A epopeia sino-tropical do presidente Lula terminou não com um tratado, mas com um vazamento. E não foi de duto, foi de boca mesmo — das que não se contêm nem diante do imperador. No jantar com Xi Jinping, entre brindes protocolares e sorrisos diplomáticos, a primeira-dama Janja resolveu atravessar um assunto delicado tratado protocolarmente entre o marido e o sisudo anfitrião: os efeitos nefastos do TikTok sobre crianças e mulheres. Ao socorrer Lula, em seu pedido a Xi para enviar um especialista ao Brasil para tratar da intrincada questão, Janja disse que a plataforma ajuda a direita. Xi, sempre lacônico, ouviu. E alguém, do lado brasileiro, anotou e espalhou.
A resposta de Lula veio na bronca: quem teve a pachorra de abrir a boca sobre um jantar “muito confidencial e pessoal”? Sem citar nomes, apontou para a própria comitiva, onde até o ministro Rui Costa teve que sair gritando “não fui eu!” como aluno injustiçado da classe do Planalto.
Mas a noite já vinha azedando desde antes. Lula, no calor da informalidade sindical que o habita, resolveu chamar o anfitrião de “cumpanhêro Xi”, arrancando caretas discretas dos tradutores e um leve travamento no semblante do líder chinês. Em se tratando da potência que constrói ferrovias em silêncio e derruba megacorporações com um decreto, a informalidade petista virou uma espécie de arroubo tropical em pleno protocolo de Estado.
E não parou por aí. Ao defender Janja das críticas, o presidente lançou a frase que fez ecoar até as colunas do Palácio do Povo: “Ela não é uma cidadã de segunda classe.” A intenção era nobre, claro. Mas para quem vê igualdade como premissa básica e não concessão masculina, o efeito foi o oposto: mais parecia que Lula estava explicando à China e ao mundo que sua esposa tem permissão para falar — desde que ele diga que pode.
O episódio gerou constrangimento de manual. Janja, sem cargo oficial, interpelando diretamente o líder da nação que mais controla os próprios algoritmos?

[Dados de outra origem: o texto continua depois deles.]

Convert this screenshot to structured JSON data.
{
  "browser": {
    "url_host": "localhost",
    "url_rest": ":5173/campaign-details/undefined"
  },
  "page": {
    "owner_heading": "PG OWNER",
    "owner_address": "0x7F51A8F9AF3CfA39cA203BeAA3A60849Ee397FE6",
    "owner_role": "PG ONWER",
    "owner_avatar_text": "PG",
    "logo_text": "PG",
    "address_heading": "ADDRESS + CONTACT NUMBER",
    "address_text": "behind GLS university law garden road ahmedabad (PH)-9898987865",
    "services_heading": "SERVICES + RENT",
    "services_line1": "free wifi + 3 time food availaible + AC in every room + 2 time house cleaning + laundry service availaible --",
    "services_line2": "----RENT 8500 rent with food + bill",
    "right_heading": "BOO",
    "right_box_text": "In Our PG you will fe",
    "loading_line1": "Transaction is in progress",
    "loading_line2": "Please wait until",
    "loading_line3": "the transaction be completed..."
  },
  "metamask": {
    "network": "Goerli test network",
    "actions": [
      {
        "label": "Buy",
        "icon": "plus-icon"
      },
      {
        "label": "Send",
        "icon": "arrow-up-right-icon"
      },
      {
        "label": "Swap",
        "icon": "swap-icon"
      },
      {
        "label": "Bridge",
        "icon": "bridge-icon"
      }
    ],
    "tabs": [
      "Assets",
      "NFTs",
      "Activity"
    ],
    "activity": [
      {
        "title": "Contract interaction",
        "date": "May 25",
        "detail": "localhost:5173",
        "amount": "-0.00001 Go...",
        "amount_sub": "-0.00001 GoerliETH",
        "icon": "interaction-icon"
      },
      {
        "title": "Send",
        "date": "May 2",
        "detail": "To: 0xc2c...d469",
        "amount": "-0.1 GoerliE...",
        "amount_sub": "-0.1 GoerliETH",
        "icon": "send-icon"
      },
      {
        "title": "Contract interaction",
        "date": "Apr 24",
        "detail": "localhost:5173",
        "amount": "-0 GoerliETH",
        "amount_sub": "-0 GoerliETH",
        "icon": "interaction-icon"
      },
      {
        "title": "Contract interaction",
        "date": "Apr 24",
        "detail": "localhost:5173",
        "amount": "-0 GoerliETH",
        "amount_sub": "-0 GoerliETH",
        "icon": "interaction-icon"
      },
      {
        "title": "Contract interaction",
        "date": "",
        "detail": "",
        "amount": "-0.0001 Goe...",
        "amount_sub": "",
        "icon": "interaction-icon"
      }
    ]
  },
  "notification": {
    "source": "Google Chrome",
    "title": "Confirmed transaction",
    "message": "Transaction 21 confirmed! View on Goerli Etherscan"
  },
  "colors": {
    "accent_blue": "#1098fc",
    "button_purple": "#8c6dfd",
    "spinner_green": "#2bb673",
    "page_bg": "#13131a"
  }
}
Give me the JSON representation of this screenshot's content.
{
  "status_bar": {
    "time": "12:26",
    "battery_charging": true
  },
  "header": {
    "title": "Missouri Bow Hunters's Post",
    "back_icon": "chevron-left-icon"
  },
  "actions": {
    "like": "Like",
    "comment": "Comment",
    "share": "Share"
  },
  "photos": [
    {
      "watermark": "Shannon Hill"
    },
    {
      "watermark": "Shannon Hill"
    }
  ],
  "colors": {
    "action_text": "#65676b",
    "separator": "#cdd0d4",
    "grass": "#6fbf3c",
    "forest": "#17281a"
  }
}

A diplomacia ficou em alerta e Pequim, embora oficialmente em silêncio, provavelmente registrou o incômodo com a elegância que só uma superpotência milenar consegue manter.
Enquanto isso, a oposição no Brasil esfregava as mãos e atualizava seus tweets. Afinal, a viagem já era tida como controversa: um giro por Moscou em tempos de guerra, uma visita a Xi em tempos de TikTok, e agora, o pomo da discórdia digital jogado sobre a mesa do Dragão Vermelho por uma Eva moderna com smartphone.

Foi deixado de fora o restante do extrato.